Wohnen ist heute mehr denn je eingestellt auf den Zusammenhang:
mit Licht, Sonne, Luft.
Das Wohnhaus erhält daher große Fenster, dünne Pfeiler, wärmehaltende
Wände. Das Wohnzimmer meist direkten Ausgang nach dem Freien,
um einen unmittelbaren Zusammenhang, um ein Sichöffnen nach
außen zu erreichen im Gegensatz zu dem Sichabschließen gegen die
Außenwelt des alten und heutigen Wohnbegriffen ungenügenden
Hauses. Der Grundriß ist daher im Gegensatz zum bisherigen meist
ein anderer, nicht beengter, in ein Rechteck oder Quadrat gezwängter,
nach den Verhältnissen des Bauplatzes, der Zugangsrichtung, der
Ansicht der Sonne usw.
Deshalb auch nicht mehr das bisher gewohnte Aussehen einer mehr
oder weniger imposanten Äußerlichkeit mit sogenannter „Fassade"
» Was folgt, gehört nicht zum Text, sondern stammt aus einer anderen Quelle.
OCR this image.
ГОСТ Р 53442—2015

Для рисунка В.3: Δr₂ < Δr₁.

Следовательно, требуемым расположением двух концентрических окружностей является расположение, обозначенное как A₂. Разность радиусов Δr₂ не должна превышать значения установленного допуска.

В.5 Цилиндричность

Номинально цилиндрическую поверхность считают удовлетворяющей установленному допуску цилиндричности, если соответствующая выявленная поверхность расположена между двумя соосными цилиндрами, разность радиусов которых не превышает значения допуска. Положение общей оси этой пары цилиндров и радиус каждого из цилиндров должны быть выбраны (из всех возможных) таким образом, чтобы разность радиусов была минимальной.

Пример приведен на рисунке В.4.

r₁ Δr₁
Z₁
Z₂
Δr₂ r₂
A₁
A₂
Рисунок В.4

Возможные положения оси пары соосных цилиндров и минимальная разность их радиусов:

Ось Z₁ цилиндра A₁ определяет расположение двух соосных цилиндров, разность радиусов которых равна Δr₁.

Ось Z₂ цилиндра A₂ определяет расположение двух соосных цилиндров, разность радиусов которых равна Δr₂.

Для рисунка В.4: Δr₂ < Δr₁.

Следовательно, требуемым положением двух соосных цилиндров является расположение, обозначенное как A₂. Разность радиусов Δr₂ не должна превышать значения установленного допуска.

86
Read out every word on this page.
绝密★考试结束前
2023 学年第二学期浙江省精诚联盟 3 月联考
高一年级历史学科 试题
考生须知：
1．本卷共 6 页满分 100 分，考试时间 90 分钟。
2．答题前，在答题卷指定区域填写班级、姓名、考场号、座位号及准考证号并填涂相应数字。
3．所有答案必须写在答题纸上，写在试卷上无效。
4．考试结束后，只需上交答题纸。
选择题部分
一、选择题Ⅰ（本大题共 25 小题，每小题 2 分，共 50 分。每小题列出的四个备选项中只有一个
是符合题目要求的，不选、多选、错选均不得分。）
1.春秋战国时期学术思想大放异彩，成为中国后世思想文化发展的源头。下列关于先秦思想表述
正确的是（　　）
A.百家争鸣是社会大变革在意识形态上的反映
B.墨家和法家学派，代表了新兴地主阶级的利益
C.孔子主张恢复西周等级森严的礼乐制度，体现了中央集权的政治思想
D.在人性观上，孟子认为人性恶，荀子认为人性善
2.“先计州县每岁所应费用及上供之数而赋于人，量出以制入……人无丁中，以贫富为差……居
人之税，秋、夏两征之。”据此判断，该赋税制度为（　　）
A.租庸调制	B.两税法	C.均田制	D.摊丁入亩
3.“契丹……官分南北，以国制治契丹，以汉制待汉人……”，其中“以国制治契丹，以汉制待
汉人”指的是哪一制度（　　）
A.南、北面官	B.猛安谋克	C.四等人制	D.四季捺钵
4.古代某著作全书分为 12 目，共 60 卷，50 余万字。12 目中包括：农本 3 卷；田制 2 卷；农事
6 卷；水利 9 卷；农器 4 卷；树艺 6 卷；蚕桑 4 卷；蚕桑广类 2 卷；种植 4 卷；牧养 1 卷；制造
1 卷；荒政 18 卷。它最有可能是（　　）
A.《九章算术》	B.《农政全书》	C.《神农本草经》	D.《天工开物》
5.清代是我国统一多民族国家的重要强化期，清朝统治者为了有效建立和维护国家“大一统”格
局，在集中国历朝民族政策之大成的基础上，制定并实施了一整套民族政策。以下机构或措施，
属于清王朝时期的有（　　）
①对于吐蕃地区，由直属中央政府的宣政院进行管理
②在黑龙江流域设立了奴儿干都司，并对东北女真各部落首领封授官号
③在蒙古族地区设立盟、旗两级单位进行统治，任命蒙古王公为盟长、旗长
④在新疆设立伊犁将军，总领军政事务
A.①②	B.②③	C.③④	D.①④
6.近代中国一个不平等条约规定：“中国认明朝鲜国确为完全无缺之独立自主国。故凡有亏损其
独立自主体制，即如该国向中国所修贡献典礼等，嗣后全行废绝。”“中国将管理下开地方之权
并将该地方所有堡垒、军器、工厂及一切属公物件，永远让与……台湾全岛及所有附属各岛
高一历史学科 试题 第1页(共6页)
und Mittelachse, die sich geniert, die eigentliche Benützung im Innern
nach außen zu zeigen, sondern eine äußere Erscheinung, die ohne
weiteres die Anlage und den Gebrauch des Innern nachweist.
Das zunächst Ungewohnte oder Auffallende an der neuen Auffassung
ist die Dachlosigkeit, das heißt das flache Dach im Gegensatz zum
gewohnten Steil- und Giebeldach. Es ist aber nicht so, als ob das
Flachdach das Dogma der „modernen Architektur" wäre. Im übrigen
wäre diese Form nicht neu und auch nicht erstmalig. Das Problem
Flachdach und Steildach liegt anders.
Die typische Erscheinungsform einer Architektur mit Steildach ist zum
Beispiel ein schwäbisches Giebelhaus oder ein Schwarzwaldhaus.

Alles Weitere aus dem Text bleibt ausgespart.